The aim of this work was therefore to further elucidate changes in appetite-regulating peptides during the rat estrous cycle. Concentrations of orexigenic (appetite-stimulating) ghrelin and anorexigenic (appetite-inhibiting) PYY and GLP-1 have been quantified in both circulation and in gut tissue. Understanding the mechanisms by which appetite is modulated at each cycle stage may further our understanding of how appetite could be optimally manipulated in females for therapeutic effects.
Nulliparous female Wistar rats were kept under a reverse lighting schedule (lights off 11.00-23.00 hr) and their cycle monitored daily by vaginal lavage. Fed blood samples were obtained 24 hours prior to dissection. Animals were then fasted and dissected at defined stages of the reproductive cycle: proestrus (n=12), estrus (n=11), metestrus (n=9) and diestrus (n=11). Matched fasted blood and gut samples were obtained upon dissection. Hormone concentrations of total peptides in plasma and gut tissue extract were determined using radioimmunoassays.
Mean uterus weight was significantly higher during proestrus (F(3,39)=8.0, P<0.001) than at any other cycle stage and further confirmed proestrus identification. No change in body weight in relation to the cycle was found. Although fasted prior to culling, small amounts of stomach contents (mean=0.6g; range: 0.04-1.8g) were often present. Weight of stomach contents were significantly lower after the transition from proestrus to estrus (F(3,39)=3.2, P=0.034).
Fed and fasted plasma concentrations of ghrelin were not significantly different, however ghrelin in fasted plasma showed a tendency to be lowest during proestrus (P=0.056 ns). Ghrelin concentrations in stomach tissue did not change between cycle stages.
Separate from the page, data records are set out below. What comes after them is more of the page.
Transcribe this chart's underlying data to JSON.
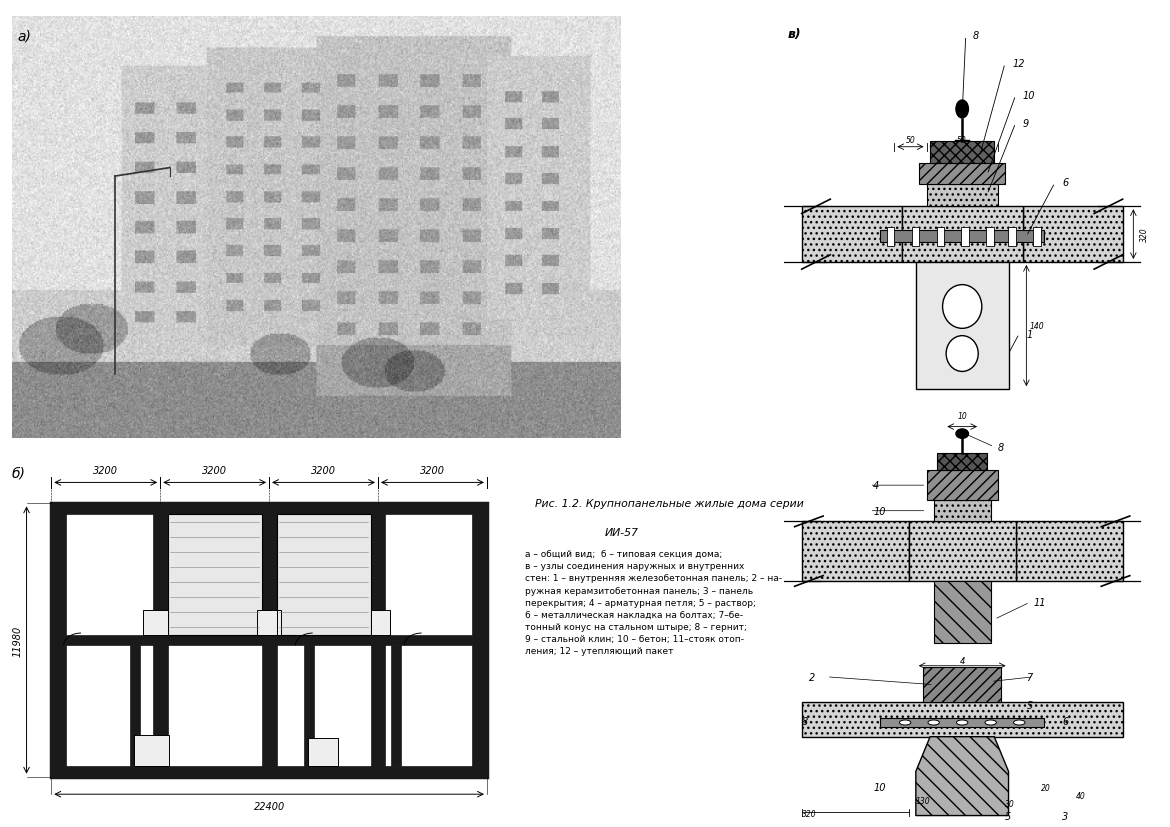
{
  "white": "#ffffff",
  "black": "#000000",
  "light_gray": "#d0d0d0",
  "mid_gray": "#a0a0a0",
  "dark_gray": "#606060",
  "very_dark": "#303030",
  "photo_bg": "#c8c8c8",
  "wall_black": "#1a1a1a",
  "hatch_gray": "#888888",
  "label_a": "а)",
  "label_b": "б)",
  "label_v": "в)",
  "dim_3200_1": "3200",
  "dim_3200_2": "3200",
  "dim_3200_3": "3200",
  "dim_3200_4": "3200",
  "dim_22400": "22400",
  "dim_11980": "11980",
  "title_line1": "Рис. 1.2. Крупнопанельные жилые дома серии",
  "title_line2": "ИИ-57",
  "caption_text": "а – общий вид;  б – типовая секция дома;\nв – узлы соединения наружных и внутренних\nстен: 1 – внутренняя железобетонная панель; 2 – на-\nружная керамзитобетонная панель; 3 – панель\nперекрытия; 4 – арматурная петля; 5 – раствор;\n6 – металлическая накладка на болтах; 7–бе-\nтонный конус на стальном штыре; 8 – гернит;\n9 – стальной клин; 10 – бетон; 11–стояк отоп-\nления; 12 – утепляющий пакет"
}
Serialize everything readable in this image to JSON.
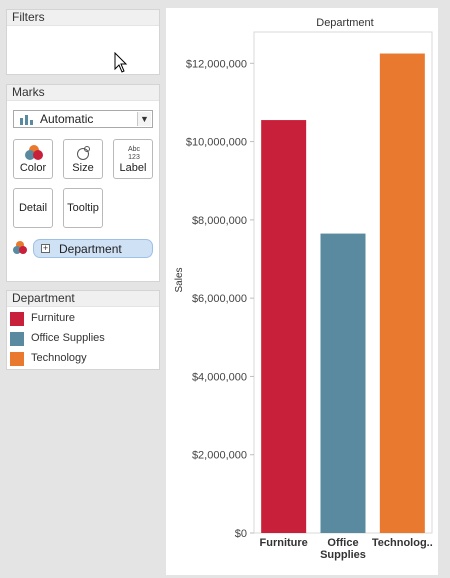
{
  "filters": {
    "title": "Filters"
  },
  "marks": {
    "title": "Marks",
    "mark_type": "Automatic",
    "buttons": {
      "color": "Color",
      "size": "Size",
      "label": "Label",
      "label_icon": "Abc\n123",
      "detail": "Detail",
      "tooltip": "Tooltip"
    },
    "color_field": "Department"
  },
  "legend": {
    "title": "Department",
    "items": [
      {
        "label": "Furniture",
        "color": "#c8203a"
      },
      {
        "label": "Office Supplies",
        "color": "#5a8aa0"
      },
      {
        "label": "Technology",
        "color": "#e8792e"
      }
    ]
  },
  "chart_data": {
    "type": "bar",
    "title": "Department",
    "categories": [
      "Furniture",
      "Office Supplies",
      "Technology"
    ],
    "category_labels": [
      [
        "Furniture"
      ],
      [
        "Office",
        "Supplies"
      ],
      [
        "Technolog.."
      ]
    ],
    "values": [
      10550000,
      7650000,
      12250000
    ],
    "colors": [
      "#c8203a",
      "#5a8aa0",
      "#e8792e"
    ],
    "ylabel": "Sales",
    "ylim": [
      0,
      12800000
    ],
    "yticks": [
      0,
      2000000,
      4000000,
      6000000,
      8000000,
      10000000,
      12000000
    ],
    "ytick_labels": [
      "$0",
      "$2,000,000",
      "$4,000,000",
      "$6,000,000",
      "$8,000,000",
      "$10,000,000",
      "$12,000,000"
    ],
    "grid": false
  }
}
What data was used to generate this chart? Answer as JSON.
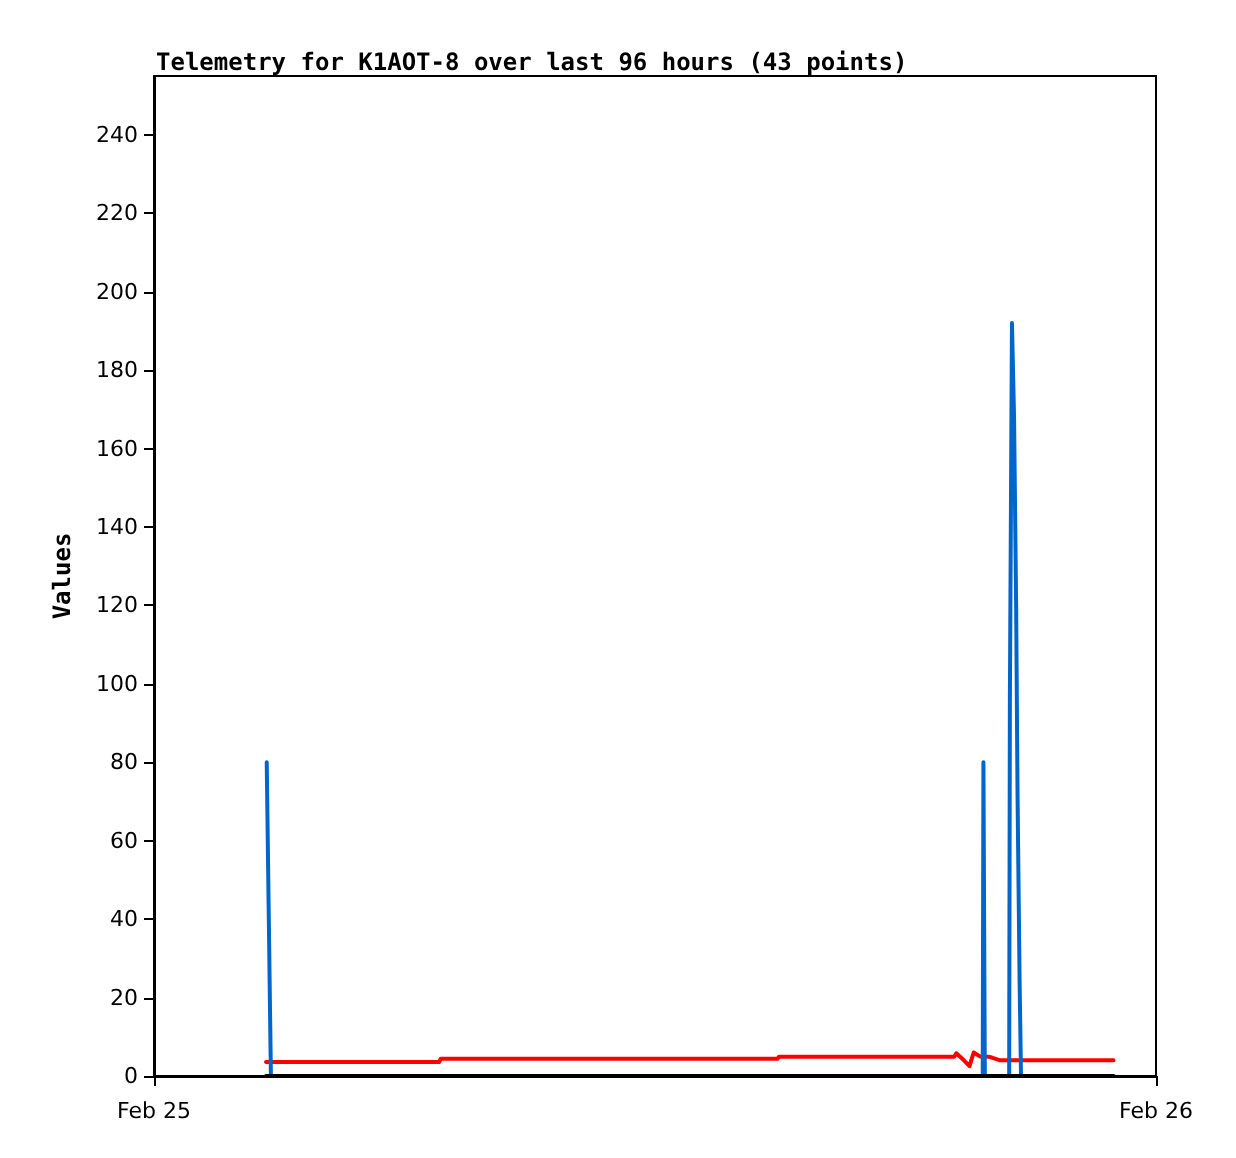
{
  "chart_data": {
    "type": "line",
    "title": "Telemetry for K1AOT-8 over last 96 hours (43 points)",
    "ylabel": "Values",
    "xlim": [
      "--02-25",
      "--02-26"
    ],
    "xticks": [
      {
        "value": "--02-25",
        "label": "Feb 25"
      },
      {
        "value": "--02-26",
        "label": "Feb 26"
      }
    ],
    "ylim": [
      0,
      255
    ],
    "yticks": [
      0,
      20,
      40,
      60,
      80,
      100,
      120,
      140,
      160,
      180,
      200,
      220,
      240
    ],
    "grid": false,
    "marker": "none",
    "line_style": "solid",
    "series": [
      {
        "color": "#ff0000",
        "x": [
          "--02-25T02:41",
          "--02-25T06:50",
          "--02-25T06:52",
          "--02-25T14:56",
          "--02-25T14:58",
          "--02-25T19:10",
          "--02-25T19:13",
          "--02-25T19:24",
          "--02-25T19:32",
          "--02-25T19:38",
          "--02-25T19:47",
          "--02-25T20:01",
          "--02-25T20:16",
          "--02-25T22:59"
        ],
        "values": [
          3.6,
          3.6,
          4.4,
          4.4,
          4.9,
          4.9,
          5.8,
          4,
          2.5,
          6,
          5,
          4.9,
          4,
          4
        ]
      },
      {
        "color": "#0066cc",
        "x": [
          "--02-25T02:42",
          "--02-25T02:45",
          "--02-25T02:48",
          "--02-25T19:51",
          "--02-25T19:52",
          "--02-25T19:54",
          "--02-25T20:29",
          "--02-25T20:30",
          "--02-25T20:33",
          "--02-25T20:36",
          "--02-25T20:39",
          "--02-25T20:41",
          "--02-25T20:44",
          "--02-25T20:46"
        ],
        "values": [
          80,
          40,
          0,
          0,
          80,
          0,
          0,
          96,
          192,
          168,
          120,
          72,
          24,
          0
        ]
      },
      {
        "color": "#000000",
        "x": [
          "--02-25T02:41",
          "--02-25T22:59"
        ],
        "values": [
          0,
          0
        ]
      }
    ]
  }
}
Fed plasma concentrations of PYY (paired t(41)=43.9, P<0.001) and GLP-1 (paired t(42)=5.4, P<0.001) were significantly higher than in fasted plasma, but neither differed significantly with cycle stage. GLP-1 concentration in descending colon tissue was significantly higher at proestrus than during estrus or diestrus (F(3,39)=3.9, P=0.015). Although not significant, PYY in the same tissue showed a tendency for the same pattern of concentrations as GLP-1 throughout the cycle (P=0.079 ns).
In summary, GLP-1 concentration in descending colon was significantly highest at proestrus, associated with a significant decrease in stomach contents at estrus. Observed increases in satiety hormone tissue concentrations, supported by reduced fasted stomach contents during proestrus, could contribute to the reported reduction in food intake at this time during the rat estrous cycle.